Ameen Merchant’s prologue to the conversation is as much about himself as about Madras, the city which took him in its lap, bestowing on him its distinctiveness, its language being one element. This debut author, now living in Canada, had Madras (Chennai) as his home address for about 25 years. A home whose familiar smells, sights, mores, he states, now breathe in his memory. So much so that he has derived the plot of his first novel, “The Silent Raga”, published recently by Harper Collins, from the city. “The roads, the cricket matches, the fights…” everything is still as fresh as the morning bread in him, he reiterates.
“Though, I took four-and-a-half years to finish the book, my agent was on my case for long,” laughs the freelance journalist at himself for doing things at his pace. But its seed was planted in his mind in the 1970s.
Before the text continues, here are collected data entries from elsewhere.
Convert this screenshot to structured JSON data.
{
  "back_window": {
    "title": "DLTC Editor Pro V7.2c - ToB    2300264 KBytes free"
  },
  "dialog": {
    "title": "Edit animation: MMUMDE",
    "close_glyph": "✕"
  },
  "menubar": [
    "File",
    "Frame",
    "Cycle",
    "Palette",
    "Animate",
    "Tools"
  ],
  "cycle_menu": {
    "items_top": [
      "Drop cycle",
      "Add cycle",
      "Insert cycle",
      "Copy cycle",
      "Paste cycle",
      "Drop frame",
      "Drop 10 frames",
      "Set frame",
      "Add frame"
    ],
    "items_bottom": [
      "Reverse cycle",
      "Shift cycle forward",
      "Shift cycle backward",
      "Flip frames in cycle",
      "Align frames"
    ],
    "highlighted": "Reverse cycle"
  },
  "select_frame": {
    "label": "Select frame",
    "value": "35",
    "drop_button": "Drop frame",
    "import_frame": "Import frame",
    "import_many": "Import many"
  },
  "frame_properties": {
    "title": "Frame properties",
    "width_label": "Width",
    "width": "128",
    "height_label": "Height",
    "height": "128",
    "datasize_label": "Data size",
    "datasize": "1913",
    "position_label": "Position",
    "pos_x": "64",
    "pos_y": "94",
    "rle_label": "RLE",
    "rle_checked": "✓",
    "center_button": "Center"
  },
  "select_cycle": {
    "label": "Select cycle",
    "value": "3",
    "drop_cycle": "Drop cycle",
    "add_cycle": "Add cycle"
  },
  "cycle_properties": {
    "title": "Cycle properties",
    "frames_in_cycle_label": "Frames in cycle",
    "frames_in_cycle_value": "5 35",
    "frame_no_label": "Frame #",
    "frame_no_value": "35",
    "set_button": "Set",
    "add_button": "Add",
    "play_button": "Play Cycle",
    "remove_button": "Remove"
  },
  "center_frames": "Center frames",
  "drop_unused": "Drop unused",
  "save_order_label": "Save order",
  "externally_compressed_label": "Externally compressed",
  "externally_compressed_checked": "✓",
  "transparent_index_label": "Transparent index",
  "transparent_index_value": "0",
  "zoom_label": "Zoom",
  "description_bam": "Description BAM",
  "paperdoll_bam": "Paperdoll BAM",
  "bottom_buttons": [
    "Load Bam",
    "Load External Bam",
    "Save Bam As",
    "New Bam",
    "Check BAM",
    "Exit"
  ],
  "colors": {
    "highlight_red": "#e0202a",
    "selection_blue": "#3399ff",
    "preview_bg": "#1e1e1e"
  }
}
Ameen elaborates, “I read about a character called Janakiamma in a novel serialised in a Tamil magazine. She ran away from home and the author never gave any explanation for it. I left Madras and couldn’t chase the story but often wondered why Janaki did so.” Calling himself “always curious, a rather writer-ly thing to do,” he thought of finding an answer to the quandary, years after. Asking around among friends about Janaki drew a blank.
“So I found the author’s number and went out for dinner with her. The anti-climactic part of it was when she told me that she never pursued Janaki beyond those two paragraphs that I had read, simply because the story was about her (Janaki’s) sister. And here I was, building it into an obsession for all these years,” he says, quite excitedly at the thought. “Sub-conscious is a strange place,” he murmurs thoughtfully. For, the more he thought about Janaki the more he got drawn into her story. He chewed on it, “There could be so many reasons for someone to run away from home.”
This led him to extract Janaki out of that novel and build a story around her, stack by stack, as to what could have driven her to do that, what could have happened to her, by injecting images, some lived, some known. By knitting in events and emotions, making the inner world of the characters as vivid as the outer world. Ameen soon won a Canadian scholarship “and spent five weeks in isolation” writing about Janaki. What started as a short story couldn’t end up as one. “My professor told me, ‘you have introduced a lot of things in it and you’d better resolve them’.” That led him to write “The Silent Raga”, published in Canada last September. With music being an important part of Madras’s cultural life, Ameen’s pen represents its overtones throughout the book. Even the chapters are called varnam, alaapana and the like.
Almost every page of his book has a Tamil phrase or a local reference. “My publisher asked me to let them be (without explaining them), as they are important for the plot.” And also, haven’t we read books with local expressions in French, Latin, etc.? His book anyway “has the universal themes of love, betrayal, loyalty, family bonds.”
Ameen’s next book is set in South India and contemporary Canada. “It will explore India and its post-colonial ties.” A difficult book, he calls it, at the same time seeking your approval: “The second book is always difficult, isn’t it?” In “The Silent Raga”, being a debut work, he has “written what he has known.” He reasons, “Even to write science fiction, you need to put in some element of known truth.” Moreover, “Honesty comes from writing what you know.”
Well, how many can disagree with that?